Taking them from left to right we find:
1. In ‘ MAFEKING’ the ‘ E’ is battered at the top, so that the serif of the centre line joins the top line ; ‘ K’ has both legs broken. In ‘BESIEGED’ the third ‘E’ has the lower half of the upright stroke and part of the bottom line gone.
2. All the lettering is fairly good.
3. The ‘B’ of ‘BESIEGED’ is battered almost into a bad figure ‘8.’
4. The bottom line of the ‘ E ‘ in ‘ MAFEKING ‘ is broken in the middle; there is a break in the back of the ‘G’ of ‘ BESIEGED.’
5 and 6 have no stop after ‘ MAFEKING.’
5. The tip of the bottom line of the third ‘ E’ in ‘ BESIEGED’ is gone.
6. The left upper corner of the third ‘ E’ of ‘BESIEGED’ is gone.
There are, of course, other little points also, which will aid in the detection of forgeries. The M.J.’s correspondent also states that the surcharged stamps were genuinely used in Mafeking from March 6th to May 17th only, and that— “All the letters received from Mafeking were checked at the ‘ Base Camp Post Office,’ and again in my office here, with a view to checking the postage. The examining clerk at both offices initialled the envelopes and marked the value of the stamps affixed; all genuine entires, therefore, which escaped the Boers south of Mafeking should be so marked.“”
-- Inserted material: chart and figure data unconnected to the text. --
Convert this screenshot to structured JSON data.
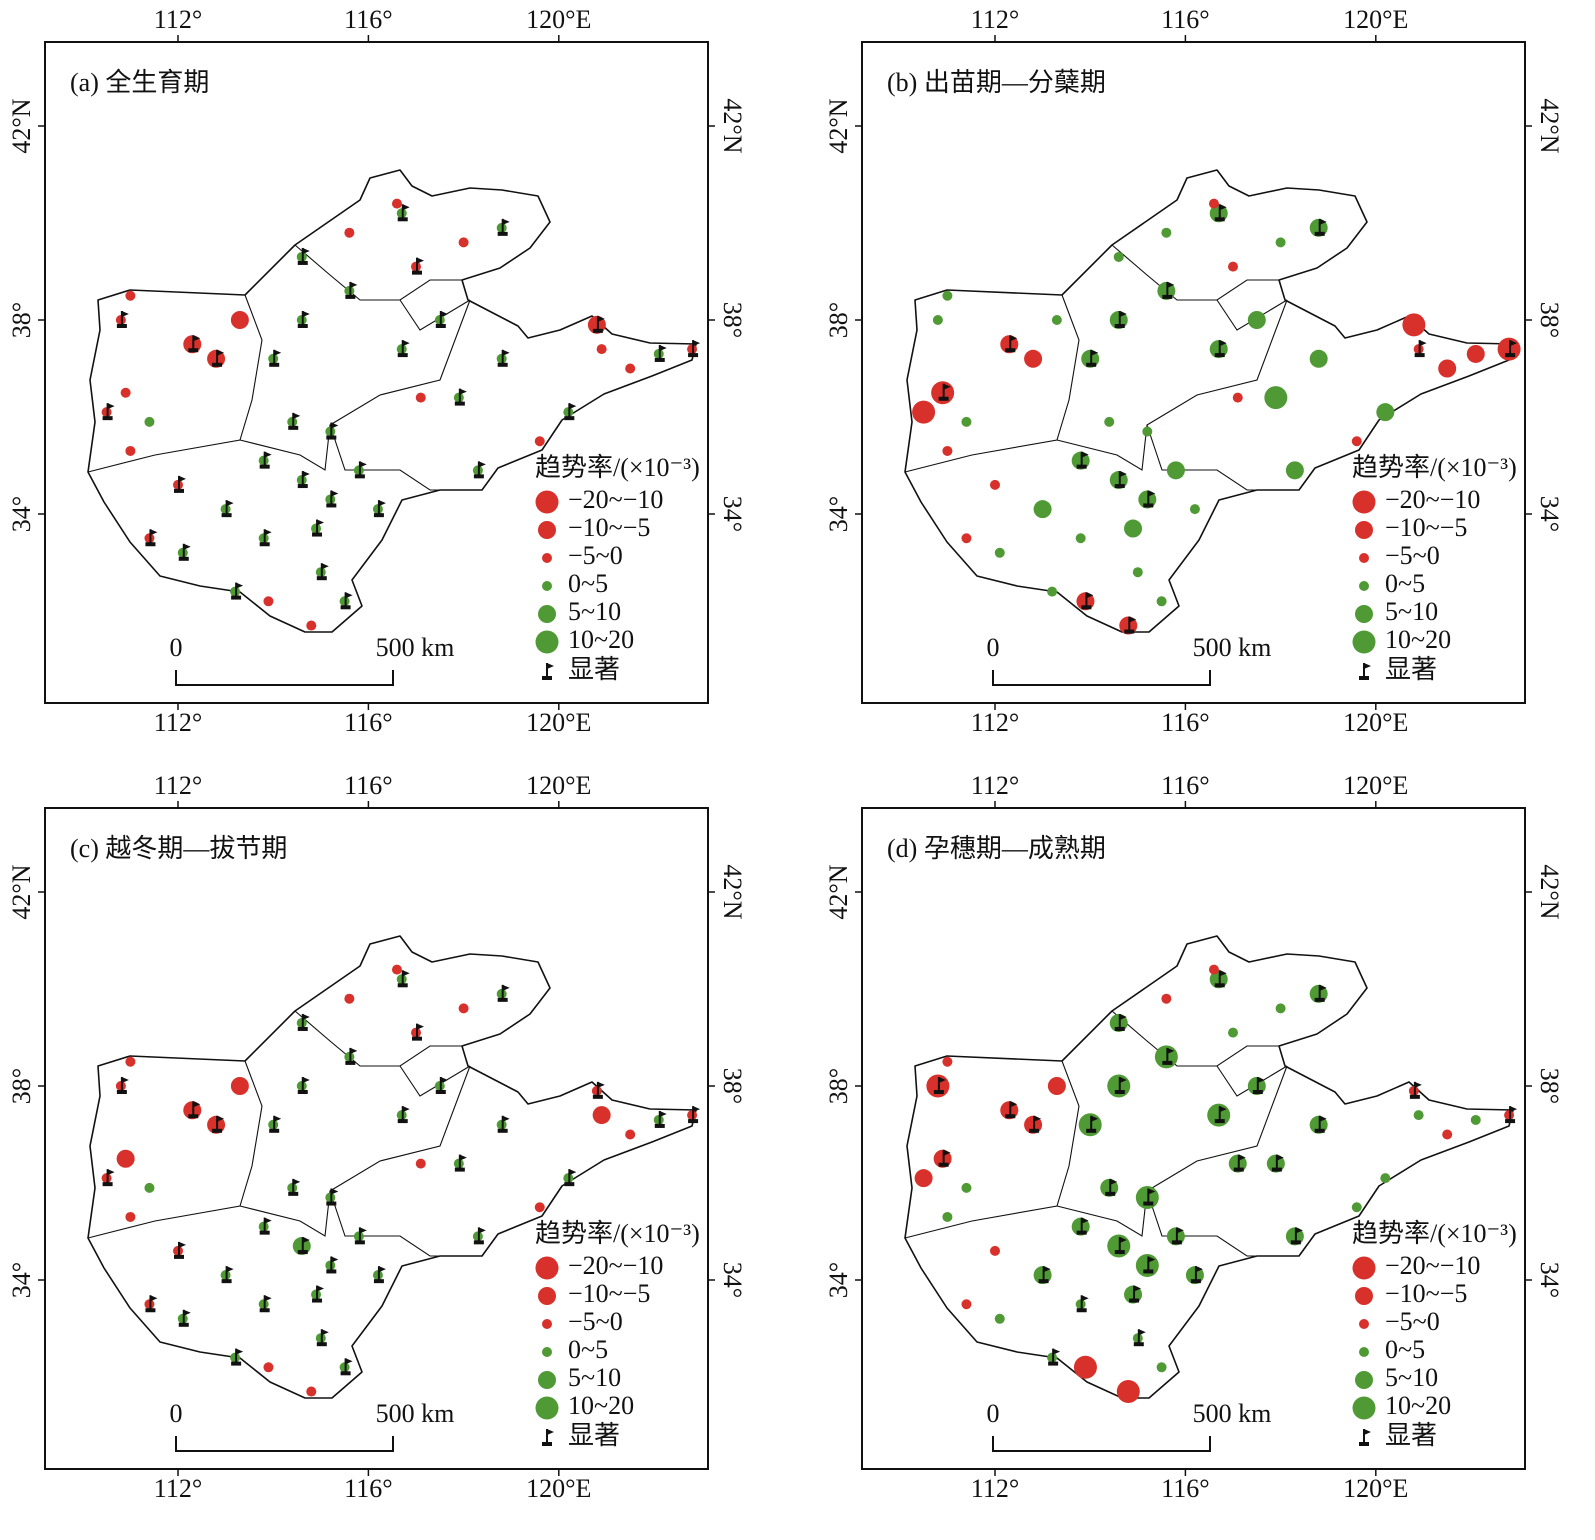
{
  "axes": {
    "lon_ticks": [
      {
        "value": 112,
        "label": "112°"
      },
      {
        "value": 116,
        "label": "116°"
      },
      {
        "value": 120,
        "label": "120°E"
      }
    ],
    "lat_ticks": [
      {
        "value": 42,
        "label": "42°N"
      },
      {
        "value": 38,
        "label": "38°"
      },
      {
        "value": 34,
        "label": "34°"
      }
    ]
  },
  "legend": {
    "title": "趋势率/(×10⁻³)",
    "classes": [
      {
        "label": "−20~−10",
        "color": "#d8302b"
      },
      {
        "label": "−10~−5",
        "color": "#d8302b"
      },
      {
        "label": "−5~0",
        "color": "#d8302b"
      },
      {
        "label": "0~5",
        "color": "#4f9a35"
      },
      {
        "label": "5~10",
        "color": "#4f9a35"
      },
      {
        "label": "10~20",
        "color": "#4f9a35"
      }
    ],
    "significant": "显著"
  },
  "scale_bar": {
    "start": "0",
    "end": "500 km"
  },
  "stations": [
    {
      "lon": 111.0,
      "lat": 38.5
    },
    {
      "lon": 110.8,
      "lat": 38.0
    },
    {
      "lon": 112.3,
      "lat": 37.5
    },
    {
      "lon": 113.3,
      "lat": 38.0
    },
    {
      "lon": 112.8,
      "lat": 37.2
    },
    {
      "lon": 110.9,
      "lat": 36.5
    },
    {
      "lon": 110.5,
      "lat": 36.1
    },
    {
      "lon": 111.4,
      "lat": 35.9
    },
    {
      "lon": 111.0,
      "lat": 35.3
    },
    {
      "lon": 112.0,
      "lat": 34.6
    },
    {
      "lon": 111.4,
      "lat": 33.5
    },
    {
      "lon": 112.1,
      "lat": 33.2
    },
    {
      "lon": 113.2,
      "lat": 32.4
    },
    {
      "lon": 113.9,
      "lat": 32.2
    },
    {
      "lon": 114.8,
      "lat": 31.7
    },
    {
      "lon": 115.5,
      "lat": 32.2
    },
    {
      "lon": 115.0,
      "lat": 32.8
    },
    {
      "lon": 113.8,
      "lat": 33.5
    },
    {
      "lon": 113.0,
      "lat": 34.1
    },
    {
      "lon": 113.8,
      "lat": 35.1
    },
    {
      "lon": 114.6,
      "lat": 34.7
    },
    {
      "lon": 115.2,
      "lat": 34.3
    },
    {
      "lon": 114.9,
      "lat": 33.7
    },
    {
      "lon": 115.8,
      "lat": 34.9
    },
    {
      "lon": 114.4,
      "lat": 35.9
    },
    {
      "lon": 115.2,
      "lat": 35.7
    },
    {
      "lon": 114.0,
      "lat": 37.2
    },
    {
      "lon": 114.6,
      "lat": 38.0
    },
    {
      "lon": 115.6,
      "lat": 38.6
    },
    {
      "lon": 114.6,
      "lat": 39.3
    },
    {
      "lon": 115.6,
      "lat": 39.8
    },
    {
      "lon": 116.7,
      "lat": 40.2
    },
    {
      "lon": 117.0,
      "lat": 39.1
    },
    {
      "lon": 118.0,
      "lat": 39.6
    },
    {
      "lon": 118.8,
      "lat": 39.9
    },
    {
      "lon": 116.6,
      "lat": 40.4
    },
    {
      "lon": 116.7,
      "lat": 37.4
    },
    {
      "lon": 117.5,
      "lat": 38.0
    },
    {
      "lon": 117.1,
      "lat": 36.4
    },
    {
      "lon": 117.9,
      "lat": 36.4
    },
    {
      "lon": 118.8,
      "lat": 37.2
    },
    {
      "lon": 119.6,
      "lat": 35.5
    },
    {
      "lon": 120.2,
      "lat": 36.1
    },
    {
      "lon": 120.8,
      "lat": 37.9
    },
    {
      "lon": 120.9,
      "lat": 37.4
    },
    {
      "lon": 121.5,
      "lat": 37.0
    },
    {
      "lon": 122.1,
      "lat": 37.3
    },
    {
      "lon": 122.8,
      "lat": 37.4
    },
    {
      "lon": 118.3,
      "lat": 34.9
    },
    {
      "lon": 116.2,
      "lat": 34.1
    }
  ],
  "panels": [
    {
      "title": "(a) 全生育期",
      "classes": [
        2,
        2,
        1,
        1,
        1,
        2,
        2,
        3,
        2,
        2,
        2,
        3,
        3,
        2,
        2,
        3,
        3,
        3,
        3,
        3,
        3,
        3,
        3,
        3,
        3,
        3,
        3,
        3,
        3,
        3,
        2,
        3,
        2,
        2,
        3,
        2,
        3,
        3,
        2,
        3,
        3,
        2,
        3,
        1,
        2,
        2,
        3,
        2,
        3,
        3
      ],
      "significant": [
        0,
        1,
        1,
        0,
        1,
        0,
        1,
        0,
        0,
        1,
        1,
        1,
        1,
        0,
        0,
        1,
        1,
        1,
        1,
        1,
        1,
        1,
        1,
        1,
        1,
        1,
        1,
        1,
        1,
        1,
        0,
        1,
        1,
        0,
        1,
        0,
        1,
        1,
        0,
        1,
        1,
        0,
        1,
        1,
        0,
        0,
        1,
        1,
        1,
        1
      ]
    },
    {
      "title": "(b) 出苗期—分蘖期",
      "classes": [
        3,
        3,
        1,
        3,
        1,
        0,
        0,
        3,
        2,
        2,
        2,
        3,
        3,
        1,
        1,
        3,
        3,
        3,
        4,
        4,
        4,
        4,
        4,
        4,
        3,
        3,
        4,
        4,
        4,
        3,
        3,
        4,
        2,
        3,
        4,
        2,
        4,
        4,
        2,
        5,
        4,
        2,
        4,
        0,
        2,
        1,
        1,
        0,
        4,
        3
      ],
      "significant": [
        0,
        0,
        1,
        0,
        0,
        1,
        0,
        0,
        0,
        0,
        0,
        0,
        0,
        1,
        1,
        0,
        0,
        0,
        0,
        1,
        1,
        1,
        0,
        0,
        0,
        0,
        1,
        1,
        1,
        0,
        0,
        1,
        0,
        0,
        1,
        0,
        1,
        0,
        0,
        0,
        0,
        0,
        0,
        0,
        1,
        0,
        0,
        1,
        0,
        0
      ]
    },
    {
      "title": "(c) 越冬期—拔节期",
      "classes": [
        2,
        2,
        1,
        1,
        1,
        1,
        2,
        3,
        2,
        2,
        2,
        3,
        3,
        2,
        2,
        3,
        3,
        3,
        3,
        3,
        4,
        3,
        3,
        3,
        3,
        3,
        3,
        3,
        3,
        3,
        2,
        3,
        2,
        2,
        3,
        2,
        3,
        3,
        2,
        3,
        3,
        2,
        3,
        2,
        1,
        2,
        3,
        2,
        3,
        3
      ],
      "significant": [
        0,
        1,
        1,
        0,
        1,
        0,
        1,
        0,
        0,
        1,
        1,
        1,
        1,
        0,
        0,
        1,
        1,
        1,
        1,
        1,
        1,
        1,
        1,
        1,
        1,
        1,
        1,
        1,
        1,
        1,
        0,
        1,
        1,
        0,
        1,
        0,
        1,
        1,
        0,
        1,
        1,
        0,
        1,
        1,
        0,
        0,
        1,
        1,
        1,
        1
      ]
    },
    {
      "title": "(d) 孕穗期—成熟期",
      "classes": [
        2,
        0,
        1,
        1,
        1,
        1,
        1,
        3,
        3,
        2,
        2,
        3,
        3,
        0,
        0,
        3,
        3,
        3,
        4,
        4,
        5,
        5,
        4,
        4,
        4,
        5,
        5,
        5,
        5,
        4,
        2,
        4,
        3,
        3,
        4,
        2,
        5,
        4,
        4,
        4,
        4,
        3,
        3,
        2,
        3,
        2,
        3,
        2,
        4,
        4
      ],
      "significant": [
        0,
        1,
        1,
        0,
        1,
        1,
        0,
        0,
        0,
        0,
        0,
        0,
        1,
        0,
        0,
        0,
        1,
        1,
        1,
        1,
        1,
        1,
        1,
        1,
        1,
        1,
        1,
        1,
        1,
        1,
        0,
        1,
        0,
        0,
        1,
        0,
        1,
        1,
        1,
        1,
        1,
        0,
        0,
        1,
        0,
        0,
        0,
        1,
        1,
        1
      ]
    }
  ]
}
Other bits of information about the printing did come out in the same letter from the Postmaster that was published with the dates of issue in the November issue, where he also talked about the surcharge varieties (note that the errors referred to are not reversed, but inverted surcharges):
Lot 32166: 1900 1s on 4d green and purple-brown, SURCHARGE DOUBLE, one seriffed surcharge and one sans-serif surchargee
“In going through my stamps I have just come across some errors in the surcharging of the 6d., yellow, on 3d. Home, surcharged ‘ Bechuanaland Protectorate,’ large serif surcharge, reversed; and 1s. on 4d., brown and green, Home, surcharged ‘British Bechuanaland,’ large serif double surcharge; ditto, ditto, large serif surcharge, and reversed (three in all). I had quite forgotten these were in my possession. I remember placing them aside, and being a printer’s error they were not included in the sets I previously sent you—there are five of each of the four double and inverted surcharges.”
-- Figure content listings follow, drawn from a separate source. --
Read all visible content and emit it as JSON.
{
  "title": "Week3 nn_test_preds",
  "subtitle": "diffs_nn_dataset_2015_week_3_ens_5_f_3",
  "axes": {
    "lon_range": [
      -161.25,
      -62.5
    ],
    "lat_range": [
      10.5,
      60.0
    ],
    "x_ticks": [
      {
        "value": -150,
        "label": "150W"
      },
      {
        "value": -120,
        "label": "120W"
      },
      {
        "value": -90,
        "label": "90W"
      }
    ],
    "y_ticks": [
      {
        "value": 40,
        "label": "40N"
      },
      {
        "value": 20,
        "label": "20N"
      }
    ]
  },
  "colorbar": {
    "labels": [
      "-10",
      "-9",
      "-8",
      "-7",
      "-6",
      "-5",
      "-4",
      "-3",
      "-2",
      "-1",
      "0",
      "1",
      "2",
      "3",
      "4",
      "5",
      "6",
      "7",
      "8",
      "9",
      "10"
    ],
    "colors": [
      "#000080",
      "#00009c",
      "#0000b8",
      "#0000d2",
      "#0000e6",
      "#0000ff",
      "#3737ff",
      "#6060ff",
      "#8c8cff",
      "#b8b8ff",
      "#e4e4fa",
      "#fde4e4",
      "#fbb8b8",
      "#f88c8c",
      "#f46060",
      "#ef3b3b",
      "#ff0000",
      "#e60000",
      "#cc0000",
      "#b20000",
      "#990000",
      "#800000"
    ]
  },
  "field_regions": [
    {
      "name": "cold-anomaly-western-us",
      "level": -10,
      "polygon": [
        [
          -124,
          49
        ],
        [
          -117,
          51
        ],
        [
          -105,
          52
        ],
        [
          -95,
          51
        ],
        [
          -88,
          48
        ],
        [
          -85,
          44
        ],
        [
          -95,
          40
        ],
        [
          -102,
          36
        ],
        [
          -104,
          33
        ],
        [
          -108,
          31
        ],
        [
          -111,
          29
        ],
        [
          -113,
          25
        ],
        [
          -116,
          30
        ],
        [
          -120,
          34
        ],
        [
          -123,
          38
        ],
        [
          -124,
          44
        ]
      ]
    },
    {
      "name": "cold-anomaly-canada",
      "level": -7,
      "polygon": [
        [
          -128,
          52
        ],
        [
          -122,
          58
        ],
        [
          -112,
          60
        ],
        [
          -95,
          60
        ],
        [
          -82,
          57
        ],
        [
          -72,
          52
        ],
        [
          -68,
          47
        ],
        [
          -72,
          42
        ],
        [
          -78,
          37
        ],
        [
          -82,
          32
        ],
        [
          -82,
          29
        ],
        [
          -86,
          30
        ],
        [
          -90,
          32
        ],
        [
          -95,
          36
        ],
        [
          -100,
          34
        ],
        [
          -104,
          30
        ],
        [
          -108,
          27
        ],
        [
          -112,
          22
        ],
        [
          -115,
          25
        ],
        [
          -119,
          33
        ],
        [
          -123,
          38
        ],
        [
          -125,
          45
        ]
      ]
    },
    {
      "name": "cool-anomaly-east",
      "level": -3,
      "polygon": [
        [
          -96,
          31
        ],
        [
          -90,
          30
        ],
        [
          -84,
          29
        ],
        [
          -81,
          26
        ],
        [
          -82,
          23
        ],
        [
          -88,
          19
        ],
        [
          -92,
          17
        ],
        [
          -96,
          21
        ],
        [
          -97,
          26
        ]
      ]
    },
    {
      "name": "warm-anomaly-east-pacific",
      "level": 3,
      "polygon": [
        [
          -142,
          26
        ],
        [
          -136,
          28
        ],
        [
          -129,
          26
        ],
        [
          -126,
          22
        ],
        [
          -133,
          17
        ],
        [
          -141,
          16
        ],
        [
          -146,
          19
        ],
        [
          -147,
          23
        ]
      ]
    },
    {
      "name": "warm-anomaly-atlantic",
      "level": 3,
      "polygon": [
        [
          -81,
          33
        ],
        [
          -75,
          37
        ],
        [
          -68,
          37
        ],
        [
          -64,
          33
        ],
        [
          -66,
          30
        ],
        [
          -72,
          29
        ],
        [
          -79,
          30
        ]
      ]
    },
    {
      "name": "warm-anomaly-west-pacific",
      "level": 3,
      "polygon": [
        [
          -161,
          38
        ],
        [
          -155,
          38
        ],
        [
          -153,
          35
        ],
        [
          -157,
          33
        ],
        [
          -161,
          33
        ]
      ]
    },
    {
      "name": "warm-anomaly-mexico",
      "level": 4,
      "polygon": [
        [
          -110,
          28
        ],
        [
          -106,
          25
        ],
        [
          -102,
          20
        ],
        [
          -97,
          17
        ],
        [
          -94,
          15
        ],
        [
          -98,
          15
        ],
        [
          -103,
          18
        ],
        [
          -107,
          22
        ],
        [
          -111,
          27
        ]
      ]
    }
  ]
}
“I remember the day these were printed. We were heavily bombarded, and this may account for the printer’s errors. The printer ran a great risk in working in the printing establishment – a large corrugated iron building which was very much exposed to shell fire, and on two occasions was riddled by 94 pdr. shells. All other establishments were conducted underground in bomb-proof shelters, which in reality were only splinter-proofs.”
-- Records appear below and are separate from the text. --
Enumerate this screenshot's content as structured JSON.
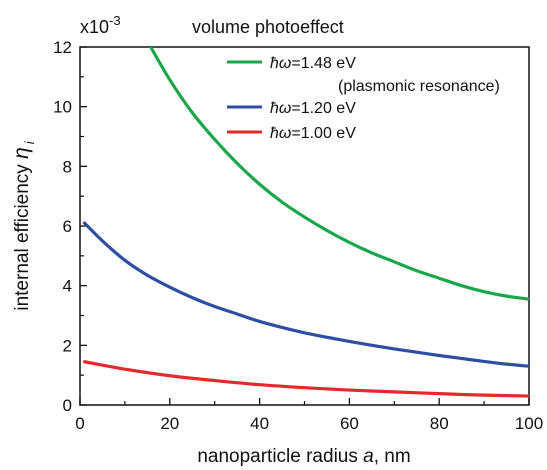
{
  "chart_data": {
    "type": "line",
    "title": "volume photoeffect",
    "xlabel_main": "nanoparticle radius ",
    "xlabel_var": "a",
    "xlabel_unit": ", nm",
    "ylabel_main": "internal efficiency ",
    "ylabel_var": "η",
    "ylabel_sub": "i",
    "y_multiplier_base": "x10",
    "y_multiplier_exp": "-3",
    "xlim": [
      0,
      100
    ],
    "ylim": [
      0,
      12
    ],
    "xticks": [
      "0",
      "20",
      "40",
      "60",
      "80",
      "100"
    ],
    "yticks": [
      "0",
      "2",
      "4",
      "6",
      "8",
      "10",
      "12"
    ],
    "x_tick_values": [
      0,
      20,
      40,
      60,
      80,
      100
    ],
    "y_tick_values": [
      0,
      2,
      4,
      6,
      8,
      10,
      12
    ],
    "legend_note": "(plasmonic resonance)",
    "series": [
      {
        "name": "ħω=1.48 eV",
        "legend_symbol": "ħω",
        "legend_value": "=1.48 eV",
        "color": "#1aa64a",
        "x": [
          15,
          20,
          25,
          30,
          35,
          40,
          45,
          50,
          55,
          60,
          65,
          70,
          75,
          80,
          85,
          90,
          95,
          100
        ],
        "y": [
          12.2,
          10.9,
          9.8,
          8.9,
          8.1,
          7.4,
          6.8,
          6.3,
          5.85,
          5.45,
          5.1,
          4.8,
          4.5,
          4.25,
          4.0,
          3.8,
          3.65,
          3.55
        ]
      },
      {
        "name": "ħω=1.20 eV",
        "legend_symbol": "ħω",
        "legend_value": "=1.20 eV",
        "color": "#2e4ea3",
        "x": [
          1,
          5,
          10,
          15,
          20,
          25,
          30,
          35,
          40,
          45,
          50,
          55,
          60,
          65,
          70,
          75,
          80,
          85,
          90,
          95,
          100
        ],
        "y": [
          6.1,
          5.5,
          4.85,
          4.35,
          3.95,
          3.6,
          3.3,
          3.05,
          2.8,
          2.6,
          2.42,
          2.27,
          2.13,
          2.0,
          1.88,
          1.77,
          1.66,
          1.56,
          1.46,
          1.37,
          1.3
        ]
      },
      {
        "name": "ħω=1.00 eV",
        "legend_symbol": "ħω",
        "legend_value": "=1.00 eV",
        "color": "#e5282d",
        "x": [
          1,
          10,
          20,
          30,
          40,
          50,
          60,
          70,
          80,
          90,
          100
        ],
        "y": [
          1.45,
          1.2,
          0.98,
          0.82,
          0.68,
          0.58,
          0.5,
          0.44,
          0.38,
          0.33,
          0.3
        ]
      }
    ]
  }
}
And he also explains why the surcharge was changed from the serif font to the sans-serif font:
“I have, I see, omitted to explain why the type was changed: it was owing to the type being required for other printing purposes that the small plain black letters had to be resorted to.”
The heated debate in The London Philatelist about these issues continued into 1901, and it seems fitting to finish this article with this quote in the February 1901 issue:
“In conclusion, I may state, with all confidence, that Mafekings will form an index in the philatelic album of one of the most exciting episodes in this country’s history, and in years to come, when the South African War is ancient history, I have little doubt that collectors will point with pride to any specimens they may be fortunate enough to possess.”